By way of rebuttal to Aptheker’s criticisms of the Communist Party and account of her sexual molestation by her late father (CP theoretician Herbert Aptheker), Portside selects from a debate that took place on the Historians of American Communism list. I kicked off the debate there with what later became my History News Network posting, “Shhh! Don’t Talk about Herbert Aptheker,” October 8, 2006: www.hnn.us/articles/30522.html (this followed up my October 4 HNN piece, “About the Herbert Aptheker Sexual Revelations” : www.hnn.us/articles/30519.html.) After my posting on HOAC, I was the central participant in the ensuing debate, fielding numerous, bunts, hits and foul balls that were sent my way by adversaries. But as far as Portside is concerned, my piece and role in the debate don’t exist. Every one of the people they post from HOAC was writing in response to me and (except for Stephen Schwartz), each was writing to attack my position; further, in all these cases I replied: Portside takes no notice of any of this. In other words, I have been erased from a debate in which I was the central participant. Portside sends curious readers around Robin Hood's barn – literally, to an archive -- to get to "other contributions to the HOAC discussion" -- in other words, me. The net effect and clear intent of Portside's incredibly tendentious selection is to provide a rebuttal to Bettina Aptheker. Schwartz's passing mention of me by name has to be mysterious to Portside readers, since they have no idea from Portside of my participation in the debate. Portside must have worked hard to come up with such a corrupt sampling. (Portside just doesn’t want people to read any parts of the debate that don’t fit their line. It should also be noted that for Chris Phelps's October 6 Chronicle of Higher Education review, which started the discussion of Aptheker’s book, Portside sends readers to a kind of a memory hole, the Chronicle’s subscribers-only site, when it is available to all on HNN, where it is linked to my “About the Herbert Aptheker Sexual Revelations.”

Portside’s erasure of me might also have something to do with my direct criticism of the group in my October 8 HNN piece:

“The reeling first reactions to the revelations seem almost a mini-version of the first reactions to Khruschev’s 1956 Secret Speech on the crimes of Stalin... It should be reported that somebody (not I) sent a copy of Chris Phelps’s article on Bettina’s memoir to Portside around Sunday or Monday October 3-4. Portside, which manages in any case to do a good job of finding things on its own, is the normally fairly catholic and inclusive “discussion and debate” list of the Committees of Correspondence for Democracy and Socialism, the sane wing of the former CP. As of this writing, nothing about this matter has been posted there, although Portside has posted various items about what we might call merely bourgeois molestation scandals. Famous Red Diaper types have been strangely silent about the important issues raised by Bettina, presumably dismissing it as a merely private matter. It sounds like a case of keeping dirty linen out of the laundromat. A friend who is an ex-CPer sees Portside’s silence as tending “to confirm my sense that the habits of hypocrisy, and the refusal to deal with women’s experience, have survived intact from the CP itself.”

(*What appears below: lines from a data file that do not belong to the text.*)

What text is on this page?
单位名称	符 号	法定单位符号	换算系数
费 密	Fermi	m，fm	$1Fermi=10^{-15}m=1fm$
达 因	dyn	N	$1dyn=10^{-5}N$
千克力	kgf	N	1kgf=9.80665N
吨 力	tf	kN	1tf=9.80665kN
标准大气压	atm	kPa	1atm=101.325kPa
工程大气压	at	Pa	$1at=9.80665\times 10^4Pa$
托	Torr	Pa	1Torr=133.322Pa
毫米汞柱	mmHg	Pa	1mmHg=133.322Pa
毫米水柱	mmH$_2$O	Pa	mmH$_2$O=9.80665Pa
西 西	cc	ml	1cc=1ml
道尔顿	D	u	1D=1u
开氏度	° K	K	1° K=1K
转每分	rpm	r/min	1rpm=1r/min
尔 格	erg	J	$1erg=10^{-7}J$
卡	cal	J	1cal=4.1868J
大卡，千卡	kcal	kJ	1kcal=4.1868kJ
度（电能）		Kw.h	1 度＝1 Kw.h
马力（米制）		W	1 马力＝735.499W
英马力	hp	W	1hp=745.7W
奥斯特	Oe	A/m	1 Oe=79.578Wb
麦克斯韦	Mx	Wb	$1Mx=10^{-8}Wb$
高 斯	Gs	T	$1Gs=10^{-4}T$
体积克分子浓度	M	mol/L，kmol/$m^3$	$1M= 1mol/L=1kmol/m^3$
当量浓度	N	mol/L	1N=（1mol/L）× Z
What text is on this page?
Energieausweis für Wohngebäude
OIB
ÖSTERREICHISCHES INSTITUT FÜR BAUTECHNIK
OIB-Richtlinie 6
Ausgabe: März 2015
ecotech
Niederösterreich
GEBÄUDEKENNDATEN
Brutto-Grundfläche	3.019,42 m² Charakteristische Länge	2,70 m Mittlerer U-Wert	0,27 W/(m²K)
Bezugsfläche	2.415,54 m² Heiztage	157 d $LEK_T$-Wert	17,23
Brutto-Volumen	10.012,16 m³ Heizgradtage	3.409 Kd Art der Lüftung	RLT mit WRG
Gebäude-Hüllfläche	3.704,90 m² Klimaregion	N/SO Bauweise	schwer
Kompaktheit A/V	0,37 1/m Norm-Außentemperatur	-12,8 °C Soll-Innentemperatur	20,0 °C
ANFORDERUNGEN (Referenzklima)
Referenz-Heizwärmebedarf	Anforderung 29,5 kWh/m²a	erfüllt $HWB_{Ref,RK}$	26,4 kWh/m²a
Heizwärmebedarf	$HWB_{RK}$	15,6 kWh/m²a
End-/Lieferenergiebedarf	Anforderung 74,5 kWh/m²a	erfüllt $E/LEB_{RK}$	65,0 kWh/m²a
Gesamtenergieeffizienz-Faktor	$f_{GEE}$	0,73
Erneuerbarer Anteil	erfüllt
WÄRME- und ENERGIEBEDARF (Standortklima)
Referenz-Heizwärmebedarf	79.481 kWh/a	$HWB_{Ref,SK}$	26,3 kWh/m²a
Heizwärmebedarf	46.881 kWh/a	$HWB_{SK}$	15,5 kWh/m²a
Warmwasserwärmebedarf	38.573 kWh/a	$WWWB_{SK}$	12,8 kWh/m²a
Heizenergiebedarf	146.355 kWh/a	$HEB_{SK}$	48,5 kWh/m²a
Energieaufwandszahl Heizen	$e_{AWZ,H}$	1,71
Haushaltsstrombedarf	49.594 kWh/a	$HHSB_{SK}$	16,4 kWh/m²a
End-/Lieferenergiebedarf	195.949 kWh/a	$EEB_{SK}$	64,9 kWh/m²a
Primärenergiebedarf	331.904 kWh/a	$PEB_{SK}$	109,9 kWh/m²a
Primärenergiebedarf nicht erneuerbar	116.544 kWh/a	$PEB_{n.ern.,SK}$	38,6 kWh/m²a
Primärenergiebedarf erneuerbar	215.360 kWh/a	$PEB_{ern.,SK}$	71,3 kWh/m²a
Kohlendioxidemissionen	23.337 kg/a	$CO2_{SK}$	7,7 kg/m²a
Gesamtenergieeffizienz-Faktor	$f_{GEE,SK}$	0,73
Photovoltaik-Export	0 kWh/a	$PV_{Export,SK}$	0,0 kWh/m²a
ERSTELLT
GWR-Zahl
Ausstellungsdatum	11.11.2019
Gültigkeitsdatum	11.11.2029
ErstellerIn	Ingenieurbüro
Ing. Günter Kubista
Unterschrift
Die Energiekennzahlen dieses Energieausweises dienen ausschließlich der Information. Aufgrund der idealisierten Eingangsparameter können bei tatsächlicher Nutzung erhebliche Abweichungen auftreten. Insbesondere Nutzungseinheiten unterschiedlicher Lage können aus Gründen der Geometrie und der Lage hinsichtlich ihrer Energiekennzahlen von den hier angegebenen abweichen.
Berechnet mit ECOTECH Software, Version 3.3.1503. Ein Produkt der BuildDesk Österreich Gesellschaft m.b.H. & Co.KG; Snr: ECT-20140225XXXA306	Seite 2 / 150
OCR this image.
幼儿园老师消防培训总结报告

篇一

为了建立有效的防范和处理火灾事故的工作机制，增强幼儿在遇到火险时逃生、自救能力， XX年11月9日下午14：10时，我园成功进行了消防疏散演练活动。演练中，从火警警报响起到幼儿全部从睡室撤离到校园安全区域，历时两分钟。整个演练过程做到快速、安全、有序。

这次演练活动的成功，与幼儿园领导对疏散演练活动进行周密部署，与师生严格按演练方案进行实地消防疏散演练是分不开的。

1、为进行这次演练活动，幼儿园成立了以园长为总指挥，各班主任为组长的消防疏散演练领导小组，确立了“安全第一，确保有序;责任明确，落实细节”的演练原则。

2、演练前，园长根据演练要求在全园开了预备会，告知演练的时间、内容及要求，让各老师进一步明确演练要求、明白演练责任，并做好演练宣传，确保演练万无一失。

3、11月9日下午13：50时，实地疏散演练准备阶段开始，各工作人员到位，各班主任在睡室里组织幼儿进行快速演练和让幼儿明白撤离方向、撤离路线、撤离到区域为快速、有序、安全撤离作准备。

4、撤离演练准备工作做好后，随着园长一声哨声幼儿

It may shed some additional light on Portside’s action – or non-action – to note that Bettina’s parents and others urged her to join the Committees of Correspondence – which Herbert had named, in imitation of the Committees of Correspondence of the American Revolution -- but that, as she writes, “I had no inclination to do so… I was through with Communist politics…” (p. 495). (One friend, formerly in the Party, speculates that Bettina may have little sympathy among former CPers because she left the Party, as they see it, “too soon” – although it was 1981; p. 406ff.)”

I have no ego wrapped up in my erasure by Portside. Indeed it is a badge of honor. But it’s like reading Pravda in America.